With her unremitting efforts, she finally won the award at in an photography competition. At the award ceremony, her husband was invited to witness it. Her husband also met the woman who showed confidence in every move, and the relationship between the two became more and more beautiful.

I recently watched a movie

When you try to learn to explore a new thing, what is important is not only the result, but also the process will stimulate your personality and let yourself further realize yourself.

I recently watched a movie . Psychologically divide with the other party

Faced with a burnout marriage, we also have questions in our hearts, why did we agree to marry him when we fell in love with this person?

But when we first thought about it, the other party seemed to be the true emperor in our eyes. At that time, we felt that if we married him, it would be the most correct choice.

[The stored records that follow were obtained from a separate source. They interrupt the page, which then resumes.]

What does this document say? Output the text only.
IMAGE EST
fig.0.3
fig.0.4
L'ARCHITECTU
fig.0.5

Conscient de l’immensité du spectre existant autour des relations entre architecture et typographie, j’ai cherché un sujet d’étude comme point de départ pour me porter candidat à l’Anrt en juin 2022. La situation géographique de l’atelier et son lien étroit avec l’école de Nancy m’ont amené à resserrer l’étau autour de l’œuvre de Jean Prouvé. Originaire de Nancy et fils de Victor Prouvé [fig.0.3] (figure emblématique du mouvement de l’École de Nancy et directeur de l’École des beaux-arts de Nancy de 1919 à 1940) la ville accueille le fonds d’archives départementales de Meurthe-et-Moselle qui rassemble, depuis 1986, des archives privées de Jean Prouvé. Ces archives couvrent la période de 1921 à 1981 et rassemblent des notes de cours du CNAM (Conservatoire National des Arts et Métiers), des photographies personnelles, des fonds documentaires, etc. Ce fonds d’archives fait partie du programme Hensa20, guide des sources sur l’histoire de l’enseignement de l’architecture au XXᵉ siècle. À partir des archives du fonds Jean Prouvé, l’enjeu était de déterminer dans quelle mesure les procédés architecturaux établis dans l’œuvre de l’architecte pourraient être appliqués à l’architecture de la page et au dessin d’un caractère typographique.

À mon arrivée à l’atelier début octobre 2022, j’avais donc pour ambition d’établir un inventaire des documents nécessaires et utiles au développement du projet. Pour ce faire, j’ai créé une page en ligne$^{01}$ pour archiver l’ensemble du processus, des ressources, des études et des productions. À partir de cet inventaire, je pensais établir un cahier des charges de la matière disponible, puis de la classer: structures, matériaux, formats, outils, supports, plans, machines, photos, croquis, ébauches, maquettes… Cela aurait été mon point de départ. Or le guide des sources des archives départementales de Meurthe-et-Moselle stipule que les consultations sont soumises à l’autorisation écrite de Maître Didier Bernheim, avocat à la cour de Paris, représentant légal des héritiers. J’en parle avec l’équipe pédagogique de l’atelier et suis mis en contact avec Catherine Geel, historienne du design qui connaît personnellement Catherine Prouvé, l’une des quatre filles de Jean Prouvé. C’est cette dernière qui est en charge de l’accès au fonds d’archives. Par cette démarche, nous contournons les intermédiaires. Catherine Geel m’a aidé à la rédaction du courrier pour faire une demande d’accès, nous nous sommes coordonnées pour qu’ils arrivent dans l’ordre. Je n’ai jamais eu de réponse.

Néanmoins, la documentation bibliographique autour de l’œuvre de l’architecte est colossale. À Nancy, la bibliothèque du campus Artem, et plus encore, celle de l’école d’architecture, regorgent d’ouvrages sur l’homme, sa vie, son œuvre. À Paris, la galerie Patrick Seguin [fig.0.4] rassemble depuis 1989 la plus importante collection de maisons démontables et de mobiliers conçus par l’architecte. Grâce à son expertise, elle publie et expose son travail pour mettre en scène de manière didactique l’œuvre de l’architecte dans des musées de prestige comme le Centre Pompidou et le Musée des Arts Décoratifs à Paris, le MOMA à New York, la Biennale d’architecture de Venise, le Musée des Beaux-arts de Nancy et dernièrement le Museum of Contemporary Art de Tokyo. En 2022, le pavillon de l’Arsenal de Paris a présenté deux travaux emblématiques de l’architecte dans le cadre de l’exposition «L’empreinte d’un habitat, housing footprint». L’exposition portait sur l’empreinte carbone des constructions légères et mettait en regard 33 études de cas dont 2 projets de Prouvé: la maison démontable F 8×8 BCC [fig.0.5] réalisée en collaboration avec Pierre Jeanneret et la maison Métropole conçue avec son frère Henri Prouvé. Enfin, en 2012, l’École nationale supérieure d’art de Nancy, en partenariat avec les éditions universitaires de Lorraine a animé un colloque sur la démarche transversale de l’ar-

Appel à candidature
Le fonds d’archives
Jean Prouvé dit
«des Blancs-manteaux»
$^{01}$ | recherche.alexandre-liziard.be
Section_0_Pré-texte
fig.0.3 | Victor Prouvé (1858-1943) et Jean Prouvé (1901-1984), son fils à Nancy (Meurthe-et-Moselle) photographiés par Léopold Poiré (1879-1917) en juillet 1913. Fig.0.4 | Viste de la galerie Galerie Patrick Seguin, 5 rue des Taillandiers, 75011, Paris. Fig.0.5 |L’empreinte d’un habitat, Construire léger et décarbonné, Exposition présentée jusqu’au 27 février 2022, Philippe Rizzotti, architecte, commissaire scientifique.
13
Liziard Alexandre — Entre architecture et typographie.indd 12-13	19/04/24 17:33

There is a subtle feeling between you, and this feeling is very beautiful. Love is such a beautiful feeling. You can't tell the specific feeling of this kind, but you also feel it is particularly beautiful.

But one day, you know this person more and more, the mysterious halo on him will gradually disappear, and your hazy and wonderful feeling of him will gradually disappear.

s0 Slowly, your passion for him will fade away, and he is no longer so perfect and mysterious in your eyes. You will have questions and fall into deep self-doubt.

is actually because two people have been together for a long time and are too familiar with each other. If you want to solve the problem, you need to separate them from each other psychologically, establish a boundary between your partner and yourself, so that each other can re-express a sense of mystery and attract each other again.

I recently watched a movie

Although it is a division, it does not let the two separate, but only makes you treat each other as a stranger psychologically. At this time, observe the charm he shows in life, so that you can regain the stimulation of love.

For example, because my wife and I have been together for a long time, I will only see all kinds of bad habits in my life. But if I split myself psychologically, treat my wife as a friend in life.

I will find that she works hard and motivated at work, takes care of her family, and is filial to her parents in life. I will find that she has so many advantages. She is not only bad habits in life, but also very excellent in the eyes of others. What are those bad habits?

We should often put aside the small things in life, keep a distance from the other party, and the distance creates beauty . When you see the shining points on your partner, you will find that he is so outstanding in life and work.